Untuk mewujudkan hal ini, Adhi mendorong kolaborasi antara ilmuwan diaspora dan institusi di Indonesia. Salah satu inisiatifnya adalah menggelar Machine Learning AI Summer School pada 2019 di Jakarta, bekerja sama dengan Google dan Meta, yang menyumbang dana Rp500 juta untuk mendukung mahasiswa belajar AI.
Ia juga mempelopori pembuatan dataset bahasa Indonesia yang dirilis secara open source, didukung sumber daya perangkat keras bernilai miliaran rupiah dari DeepMind dan Google.
Inspirasi untuk Generasi Muda
Perjalanan Adhi penuh liku, namun ia menekankan pentingnya mentalitas “berani bermimpi, berani gagal, dan tahan banting.” Ia mengakui bahwa talenta Indonesia tidak kalah dibandingkan negara lain seperti China atau India.
“Tapi mereka lebih berani bermimpi besar—bekerja di DeepMind, menjadi profesor di Harvard, atau memenangkan Nobel. Kita masih kurang contoh seperti itu,” katanya. Ia menambahkan bahwa kegagalan adalah bagian dari proses. “Mereka berani gagal dan coba lagi. Kita harus punya mentalitas serupa.”
Ayu Purwarianti, dosen Informatika ITB yang pernah membimbing Adhi, menyebutnya sebagai role model. “Adhi menunjukkan motivasi dan kemampuan luar biasa sejak awal, baik secara akademik maupun non-akademik,” ujarnya. Ketertarikan Adhi pada AI muncul ketika teknologi ini belum populer, menunjukkan visi jauh ke depan yang kini membuahkan hasil.
Menatap Masa Depan AI
Di tengah pesatnya perkembangan AI, Adhi juga menyadari tantangan yang menyertai, seperti keterbatasan data dalam bahasa Indonesia dan risiko penyalahgunaan teknologi.
Pakar keamanan siber Heru Sutadi mengingatkan bahwa tanpa regulasi yang memadai, AI seperti Gemini bisa disalahgunakan untuk phishing atau penyebaran hoaks. Namun, Adhi optimistis bahwa kolaborasi global dan lokal dapat meminimalkan risiko sambil memaksimalkan manfaat AI.

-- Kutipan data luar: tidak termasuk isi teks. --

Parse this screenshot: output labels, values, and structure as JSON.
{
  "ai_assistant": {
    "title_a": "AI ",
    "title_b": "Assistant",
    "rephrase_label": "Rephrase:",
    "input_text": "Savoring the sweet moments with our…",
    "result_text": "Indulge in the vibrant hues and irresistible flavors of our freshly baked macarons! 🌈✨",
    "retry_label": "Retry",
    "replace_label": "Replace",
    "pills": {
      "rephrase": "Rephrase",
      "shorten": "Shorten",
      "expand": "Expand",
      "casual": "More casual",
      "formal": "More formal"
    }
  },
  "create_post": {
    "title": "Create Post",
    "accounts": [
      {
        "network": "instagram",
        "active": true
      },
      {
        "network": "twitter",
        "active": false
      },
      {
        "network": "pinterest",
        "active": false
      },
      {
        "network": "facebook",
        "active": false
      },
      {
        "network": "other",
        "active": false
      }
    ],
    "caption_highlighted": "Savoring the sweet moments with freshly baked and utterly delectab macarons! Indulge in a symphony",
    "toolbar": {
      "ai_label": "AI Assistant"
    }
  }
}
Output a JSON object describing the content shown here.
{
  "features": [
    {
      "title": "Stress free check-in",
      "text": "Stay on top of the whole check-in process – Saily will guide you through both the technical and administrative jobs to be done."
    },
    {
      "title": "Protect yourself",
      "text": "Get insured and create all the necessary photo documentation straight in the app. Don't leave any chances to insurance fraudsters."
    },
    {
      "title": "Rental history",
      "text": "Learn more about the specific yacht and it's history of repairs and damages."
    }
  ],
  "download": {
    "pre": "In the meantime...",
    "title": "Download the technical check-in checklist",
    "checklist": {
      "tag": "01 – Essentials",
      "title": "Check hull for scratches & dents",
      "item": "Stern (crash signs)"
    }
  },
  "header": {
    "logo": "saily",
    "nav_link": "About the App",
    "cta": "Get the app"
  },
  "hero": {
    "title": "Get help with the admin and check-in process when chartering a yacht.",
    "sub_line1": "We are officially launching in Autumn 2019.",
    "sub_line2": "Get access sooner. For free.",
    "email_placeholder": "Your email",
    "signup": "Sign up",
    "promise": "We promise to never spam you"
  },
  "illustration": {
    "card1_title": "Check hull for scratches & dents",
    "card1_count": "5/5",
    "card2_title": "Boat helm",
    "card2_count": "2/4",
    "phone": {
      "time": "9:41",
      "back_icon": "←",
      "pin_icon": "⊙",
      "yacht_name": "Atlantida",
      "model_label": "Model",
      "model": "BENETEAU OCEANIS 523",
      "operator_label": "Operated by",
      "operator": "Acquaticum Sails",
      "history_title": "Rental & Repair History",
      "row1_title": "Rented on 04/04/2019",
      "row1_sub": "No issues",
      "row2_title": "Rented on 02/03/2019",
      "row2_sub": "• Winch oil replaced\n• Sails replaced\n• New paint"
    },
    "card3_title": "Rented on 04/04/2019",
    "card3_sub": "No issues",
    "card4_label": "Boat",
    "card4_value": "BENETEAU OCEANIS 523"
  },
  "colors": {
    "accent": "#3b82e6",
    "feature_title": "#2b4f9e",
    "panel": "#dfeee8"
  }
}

Kini, sebagai salah satu dari sedikit peneliti Asia Tenggara di DeepMind, Adhi terus mendorong kerja sama untuk membawa teknologi AI mendekati kebutuhan lokal Indonesia.
“Sebagai diaspora, tugas kami adalah membangun jembatan antara teknologi global dan kebutuhan lokal,” katanya.
Dengan semangat pantang menyerah dan visi untuk Indonesia yang lebih maju, Adhiguna Kuncoro telah membawa nama harum bangsa ke panggung dunia, sekaligus menginspirasi generasi muda untuk berani bermimpi besar.